New IU initiative addresses sexual violence prevention
Editor's note: This story from The Bloomington Herald-Times is being published here as a courtesy for readers of IU in the News.
By MJ Slaby
A new website and thousands of posters are just two of the ways Indiana University is displaying its dedication to sexual violence prevention and education. And more is going on behind the scenes.
IU officials unveiled a Student Welfare Initiative to an impressed Board of Trustees on Friday. The initiative ramps up efforts on all campuses for sexual violence prevention and response.
“I think this is incredible work for such an incredibly important topic,” said student Trustee Janice Farlow.
At the April board meeting, the trustees approved a Commitment to Student Welfare statement that called for no tolerance for sexual assault and for compliance with all related prevention and reporting laws. This puts that into action, IU officials said.
“I’m not aware of any other university board that has made such a strong statement,” said John Applegate, IU executive vice president for university academic affairs.
He said IU has been dedicated to this work for many years.
“IU has been a leader in responding to this very serious problem,” Applegate said.
Launching later this month is a university website to be a single reference point for all existing IU resources relating to sexual assault. Also going up are more than 6,000 posters with sexual violence definitions and resources in bathrooms across campus, said Emily Springston, IU associate general counsel.
The initiative also works to ensure IU has a proper response to federal laws, aims to increase transparency, accountability and education, and falls within the White House’s nationwide effort to take action against sexual assault on college campuses.
The goal is to do more than just what the law requires, said Jackie Simmons, IU vice president and general counsel, who presented the initiative to the IU trustees with Springston and Applegate.
Simmons said the legal policies relating to sexual assault and violence are constantly changing, so it’s up to IU to stay up-to-the-minute on compliance.
Several groups have been created within the initiative, including an executive council, compliance committee, senior student affairs officers’ council and a research roundtable.

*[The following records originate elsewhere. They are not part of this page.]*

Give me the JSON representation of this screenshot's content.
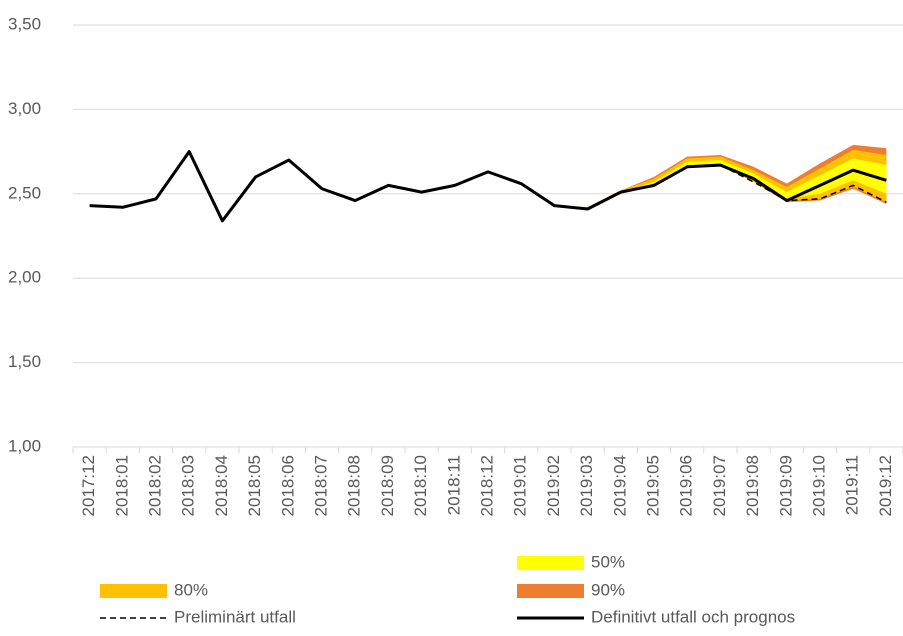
{
  "chart_data": {
    "type": "line",
    "categories": [
      "2017:12",
      "2018:01",
      "2018:02",
      "2018:03",
      "2018:04",
      "2018:05",
      "2018:06",
      "2018:07",
      "2018:08",
      "2018:09",
      "2018:10",
      "2018:11",
      "2018:12",
      "2019:01",
      "2019:02",
      "2019:03",
      "2019:04",
      "2019:05",
      "2019:06",
      "2019:07",
      "2019:08",
      "2019:09",
      "2019:10",
      "2019:11",
      "2019:12"
    ],
    "ylim": [
      1.0,
      3.5
    ],
    "yticks": [
      {
        "value": 1.0,
        "label": "1,00"
      },
      {
        "value": 1.5,
        "label": "1,50"
      },
      {
        "value": 2.0,
        "label": "2,00"
      },
      {
        "value": 2.5,
        "label": "2,50"
      },
      {
        "value": 3.0,
        "label": "3,00"
      },
      {
        "value": 3.5,
        "label": "3,50"
      }
    ],
    "grid": true,
    "bands": [
      {
        "name": "90%",
        "color": "#ed7d31",
        "lower": [
          null,
          null,
          null,
          null,
          null,
          null,
          null,
          null,
          null,
          null,
          null,
          null,
          null,
          null,
          2.43,
          2.41,
          2.51,
          2.54,
          2.66,
          2.67,
          2.57,
          2.45,
          2.46,
          2.53,
          2.44
        ],
        "upper": [
          null,
          null,
          null,
          null,
          null,
          null,
          null,
          null,
          null,
          null,
          null,
          null,
          null,
          null,
          2.43,
          2.42,
          2.52,
          2.6,
          2.72,
          2.73,
          2.66,
          2.56,
          2.68,
          2.79,
          2.77
        ]
      },
      {
        "name": "80%",
        "color": "#ffc000",
        "lower": [
          null,
          null,
          null,
          null,
          null,
          null,
          null,
          null,
          null,
          null,
          null,
          null,
          null,
          null,
          2.43,
          2.41,
          2.51,
          2.54,
          2.66,
          2.67,
          2.57,
          2.46,
          2.47,
          2.54,
          2.45
        ],
        "upper": [
          null,
          null,
          null,
          null,
          null,
          null,
          null,
          null,
          null,
          null,
          null,
          null,
          null,
          null,
          2.43,
          2.42,
          2.52,
          2.59,
          2.71,
          2.72,
          2.64,
          2.54,
          2.65,
          2.76,
          2.73
        ]
      },
      {
        "name": "50%",
        "color": "#ffff00",
        "lower": [
          null,
          null,
          null,
          null,
          null,
          null,
          null,
          null,
          null,
          null,
          null,
          null,
          null,
          null,
          2.43,
          2.41,
          2.51,
          2.55,
          2.67,
          2.68,
          2.58,
          2.47,
          2.5,
          2.58,
          2.5
        ],
        "upper": [
          null,
          null,
          null,
          null,
          null,
          null,
          null,
          null,
          null,
          null,
          null,
          null,
          null,
          null,
          2.43,
          2.41,
          2.51,
          2.57,
          2.69,
          2.7,
          2.62,
          2.51,
          2.61,
          2.71,
          2.67
        ]
      }
    ],
    "series": [
      {
        "name": "Preliminärt utfall",
        "color": "#000000",
        "dashed": true,
        "values": [
          null,
          null,
          null,
          null,
          null,
          null,
          null,
          null,
          null,
          null,
          null,
          null,
          null,
          null,
          null,
          null,
          null,
          null,
          null,
          2.67,
          2.57,
          2.46,
          2.47,
          2.55,
          2.45
        ]
      },
      {
        "name": "Definitivt utfall och prognos",
        "color": "#000000",
        "dashed": false,
        "values": [
          2.43,
          2.42,
          2.47,
          2.75,
          2.34,
          2.6,
          2.7,
          2.53,
          2.46,
          2.55,
          2.51,
          2.55,
          2.63,
          2.56,
          2.43,
          2.41,
          2.51,
          2.55,
          2.66,
          2.67,
          2.59,
          2.46,
          2.55,
          2.64,
          2.58
        ]
      }
    ]
  }
}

There will also be a new position, a student welfare compliance coordinator.
Currently, IU Bloomington is part of a compliance review from the U.S. Department of Education’s Office for Civil Rights. Campus leaders were told the review was routine and not based on a complaint, Simmons said.

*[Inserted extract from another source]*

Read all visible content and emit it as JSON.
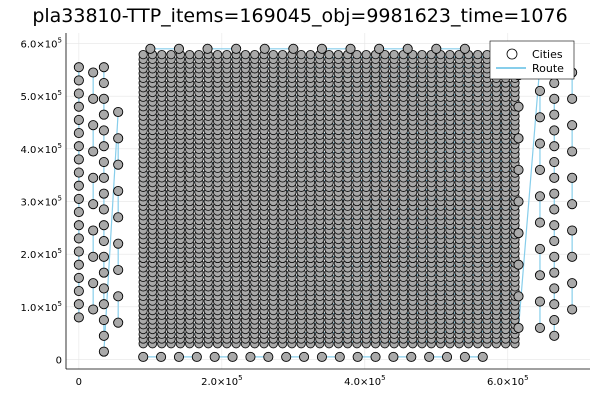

Regardless, the initiative is how the university is addressing coordination, consistency and communication about university
policies relating to sexual violence.
“I think this is an amazing piece of work. This is a historical collaboration. We’ve been doing all of this work already, so it’s just bringing all the pieces together,” said Trustee MaryEllen Bishop.

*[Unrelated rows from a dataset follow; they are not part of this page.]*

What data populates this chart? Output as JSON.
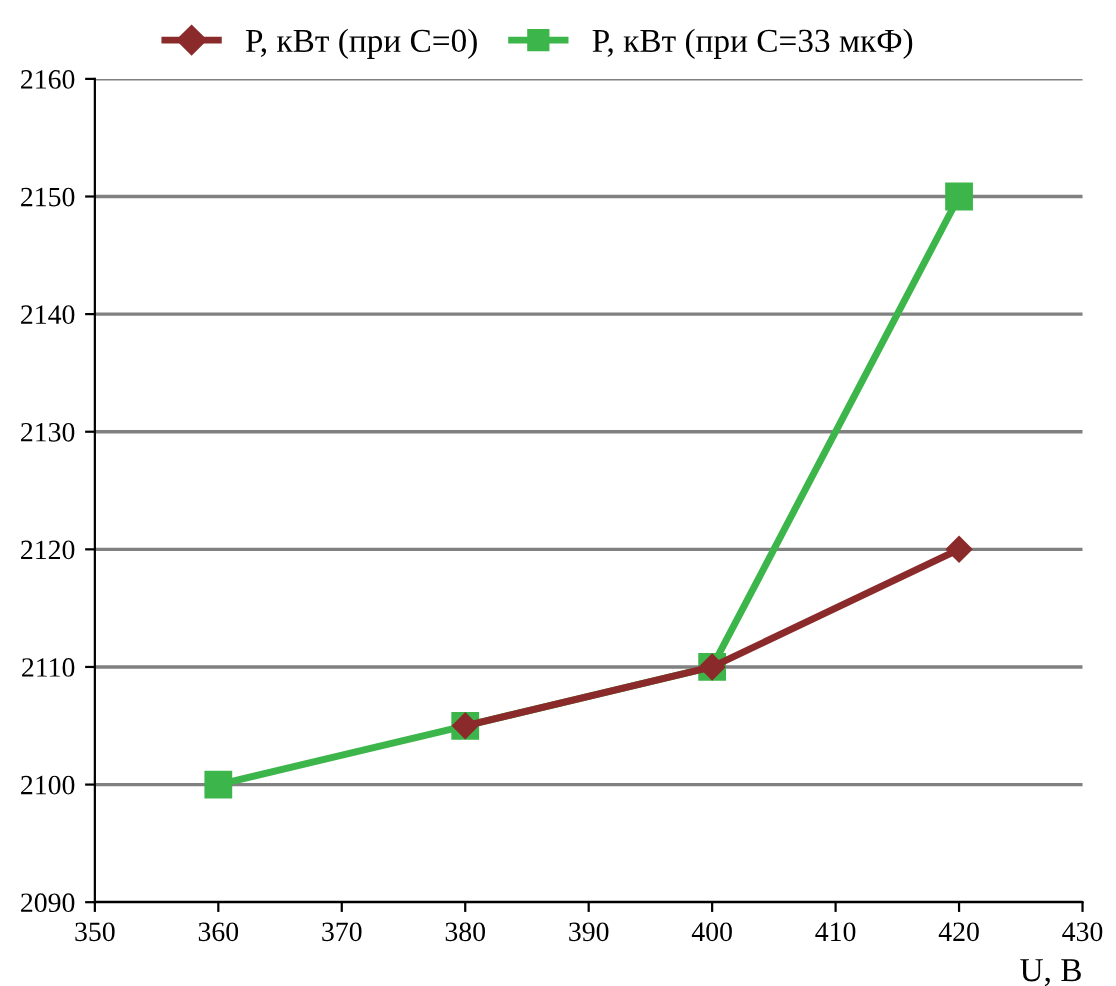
{
  "chart_data": {
    "type": "line",
    "xlabel": "U, В",
    "x": [
      360,
      380,
      400,
      420
    ],
    "series": [
      {
        "name": "P, кВт (при С=0)",
        "color": "#8b2a2a",
        "values": [
          null,
          2105,
          2110,
          2120
        ],
        "marker": "diamond"
      },
      {
        "name": "P, кВт (при С=33 мкФ)",
        "color": "#3cb64a",
        "values": [
          2100,
          2105,
          2110,
          2150
        ],
        "marker": "square"
      }
    ],
    "xlim": [
      350,
      430
    ],
    "xticks": [
      350,
      360,
      370,
      380,
      390,
      400,
      410,
      420,
      430
    ],
    "ylim": [
      2090,
      2160
    ],
    "yticks": [
      2090,
      2100,
      2110,
      2120,
      2130,
      2140,
      2150,
      2160
    ],
    "grid": "y",
    "legend": "top",
    "line_style": "solid"
  }
}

Trustee James Morris agreed. He and fellow Trustee Philip Eskew said they’d like to see continued reports to the board about IU’s efforts to prevent sexual assault and to educate students and staff.
Applegate said the trustees’ and President Michael McRobbie’s involvement in the initiative sends a clear message from IU that sexual violence prevention and response is a priority.
“It’s a serious and complex problem. The ultimate solution lies in changing culture, which is difficult and takes time,” he said.